Kane l'ignora, mais au moins Clarke eut la décence de lui adresser un sourire d'excuse et les rejoignit.
“- J’ai des choses dont je dois discuter avec Kane et ma mère dans la salle de contrôle, ça ira ?”
Jules ne savait pas à qui Clarke s’adressait et se demandait si elle devait se sentir offensée ou non. Lexa la sortit de son dilemme et assura à sa fiancée qu’elles s’en sortiraient, avant de l’embrasser pour lui dire au revoir.
“- Et mon bannissement ? demanda Jules alors que l’artiste disparaissait derrière la porte.
- Je m’en occupe, promis !
- Tu as déjà dit ça et -
- Ne t’en fais pas, l’interrompit Lexa. David a rétrogradé les gardes, ils ne toucheront pas à une arme avant un moment.
- Ça m'a tout l'air d'être une excuse, les bannissements d'Arkadia ont été levés depuis un moment déjà, leur apprit Harper.
- Et le but d'exiler quelqu'un, c'est de l'empêcher d'entrer, pas de sortir…
- Quoi qu'il en soit, je suis contente que ce soit réglé. Je ne vais pas vous retenir plus longtemps.

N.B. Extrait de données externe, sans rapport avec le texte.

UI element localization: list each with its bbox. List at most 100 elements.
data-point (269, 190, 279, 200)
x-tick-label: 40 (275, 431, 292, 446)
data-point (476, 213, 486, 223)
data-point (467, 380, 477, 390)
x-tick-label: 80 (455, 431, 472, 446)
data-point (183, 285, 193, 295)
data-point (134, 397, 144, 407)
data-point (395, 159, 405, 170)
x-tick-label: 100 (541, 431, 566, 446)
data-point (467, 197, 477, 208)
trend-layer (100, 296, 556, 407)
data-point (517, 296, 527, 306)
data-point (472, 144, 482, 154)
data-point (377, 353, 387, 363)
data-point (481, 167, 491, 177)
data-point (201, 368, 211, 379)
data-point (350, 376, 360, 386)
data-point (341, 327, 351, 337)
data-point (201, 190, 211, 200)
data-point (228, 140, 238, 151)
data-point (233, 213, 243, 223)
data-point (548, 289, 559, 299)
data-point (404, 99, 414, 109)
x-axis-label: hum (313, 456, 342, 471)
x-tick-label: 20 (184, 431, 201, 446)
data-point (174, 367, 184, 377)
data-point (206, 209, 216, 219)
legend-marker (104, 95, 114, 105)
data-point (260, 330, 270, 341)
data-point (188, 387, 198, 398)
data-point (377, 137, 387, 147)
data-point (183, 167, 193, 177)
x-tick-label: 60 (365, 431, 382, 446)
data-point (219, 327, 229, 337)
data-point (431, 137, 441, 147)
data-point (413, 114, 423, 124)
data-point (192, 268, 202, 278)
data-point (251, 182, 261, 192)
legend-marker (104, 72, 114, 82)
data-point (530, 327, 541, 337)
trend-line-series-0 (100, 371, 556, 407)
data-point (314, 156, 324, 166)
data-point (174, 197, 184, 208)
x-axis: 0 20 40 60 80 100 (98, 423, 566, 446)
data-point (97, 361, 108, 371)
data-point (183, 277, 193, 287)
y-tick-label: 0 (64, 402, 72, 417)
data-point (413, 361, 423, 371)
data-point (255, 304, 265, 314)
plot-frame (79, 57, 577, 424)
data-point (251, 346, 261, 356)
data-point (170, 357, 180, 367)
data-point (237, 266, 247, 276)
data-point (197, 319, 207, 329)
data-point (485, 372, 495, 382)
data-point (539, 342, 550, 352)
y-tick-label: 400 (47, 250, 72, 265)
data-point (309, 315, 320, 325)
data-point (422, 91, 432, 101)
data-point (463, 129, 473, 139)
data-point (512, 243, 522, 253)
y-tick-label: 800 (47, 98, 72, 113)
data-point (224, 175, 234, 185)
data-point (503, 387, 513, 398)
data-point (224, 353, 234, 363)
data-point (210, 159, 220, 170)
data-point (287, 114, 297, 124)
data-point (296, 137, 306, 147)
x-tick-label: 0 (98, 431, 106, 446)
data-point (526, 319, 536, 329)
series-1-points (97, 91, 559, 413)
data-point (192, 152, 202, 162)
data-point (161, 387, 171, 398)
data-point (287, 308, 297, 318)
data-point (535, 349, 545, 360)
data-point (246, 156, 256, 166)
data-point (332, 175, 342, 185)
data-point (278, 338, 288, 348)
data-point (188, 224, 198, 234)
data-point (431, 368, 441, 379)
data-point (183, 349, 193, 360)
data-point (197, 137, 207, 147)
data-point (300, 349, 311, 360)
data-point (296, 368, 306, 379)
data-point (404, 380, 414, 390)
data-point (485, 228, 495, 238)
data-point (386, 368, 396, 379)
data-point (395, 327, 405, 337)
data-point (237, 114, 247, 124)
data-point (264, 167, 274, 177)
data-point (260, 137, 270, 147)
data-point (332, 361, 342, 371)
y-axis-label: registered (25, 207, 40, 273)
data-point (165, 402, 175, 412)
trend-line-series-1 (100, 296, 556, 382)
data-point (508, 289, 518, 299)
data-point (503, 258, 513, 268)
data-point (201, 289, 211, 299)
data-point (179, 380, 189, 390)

Jules, Heda…
- En fait, Harper, je voulais te parler seule à seule.
- Hum, bien sûr…”
Elle semblait flattée par l’attention du Commandant, et un peu inquiète…
“- Jules, tu peux aller à la caf-
- Oh, elle fait partie du ‘seule à seule’.
- Hé… se plaignit le bouffon sans grande conviction.
- Tu veux que je te mette dehors ? Je croyais que tu t'intéressais au ‘caillou’, comme tu l'appelles.”
C'était le cas. L'ambassadrice de Trikru s'était présentée avec cette… chose, quelques jours avant leur départ pour Arkadia. Jules n'y avait pas prêté beaucoup d'attention - le caillou ressemblait à un tas de granit deux fois plus grand qu’elle - mais le voir attelé à la calèche du Commandant avait ravivé sa curiosité.
“- Je t’en prie, continue.
- Les Trikru aimeraient vous faire une offrande.
- Aux Skaikru ? demanda Harper, curieuse de savoir en quoi cela la concernait.
- Aux 100. C’est un totem, la pierre a été creusée. La coutume veut que l’on y place les effets personnels des guerriers tombés au combat afin de les brûler, et de rendre un dernier hommage à ceux qui ont péri.”
Le symbolisme de ce geste toucha Jules - elle aussi faisait partie des 100 - mais elle connaissait les coutumes des Natifs et avait appris à vivre au sein de cette culture. Elle espérait que les autres délinquants ne se sentiraient pas insultés.
“- Il ne vous en sera pas tenu rigueur si vous refusiez cette offrande, reprit Lexa, elle aussi inquiète. Je présente mes excuses au nom de Trikru dans le cas où ce totem serait perçu comme une insulte. Je peux vous assurer qu’il n’y a aucune intention malveillante derrière ce geste.”
Harper déglutit avant de finalement prendre la parole.
“- Merci. J’apprécie, et je sais que les autres apprécieront aussi. C’est un geste très délicat.
- Je suis contente que tu le prennes ainsi. Le totem est toujours attelé à la calèche, si tu veux, je peux demander qu’on le déplace vers votre nouveau camp.
- Je vais rassembler les autres et on s’en occupera ! Ça ne prendra pas longtemps !
- Les aut- ? Tu veux organiser une cérémonie maintenant ? comprit Jules.
Vous êtes rarement à Arkadia, Octavia, Clarke et toi, c’est l’occasion rêvée !
- Octavia est là ?
- On se retrouve à la navette dans une heure ! Ne sois pas en retard !
- Attends, Harper, je -”
Trop tard, elle était déjà partie. Le cadeau avait eu l’effet escompté, c’était déjà ça… même si Harper était un peu trop impatiente d’en profiter. C’était cool, une cérémonie pour honorer les morts, super… Et elle n'avait pas tort, on pouvait compter sur les doigts d'une main le nombre de fois où les 100 s'étaient tous réunis à Arkadia - même Bellamy n'était pas si loin et aurait pu assister de loin si on le prévenait tout de suite, mais… Il n'était même pas encore midi, et Jules avait déjà été coincée dans une réunion interminable, elle n'avait vraiment pas envie de revivre ça. Et puis…
“- Tu sais comment on va jusqu’à la navette ? demanda Lexa.
- Pas la moindre idée.
- Tu sais où est Klark ?
- Elle a dit qu’elle allait à la salle de contrôle.
- Où est la salle de contrôle ?
- Je sais même pas ce que c’est.
- Bonne chance, je vais me reposer dans la calèche si tu as besoin de moi.
- Pas question, c’est ton con de caillou qui m’a mis dans ce bordel. Si je dois ramper dans des tunnels avant l’heure du déjeuner, je t’entraîne avec moi.”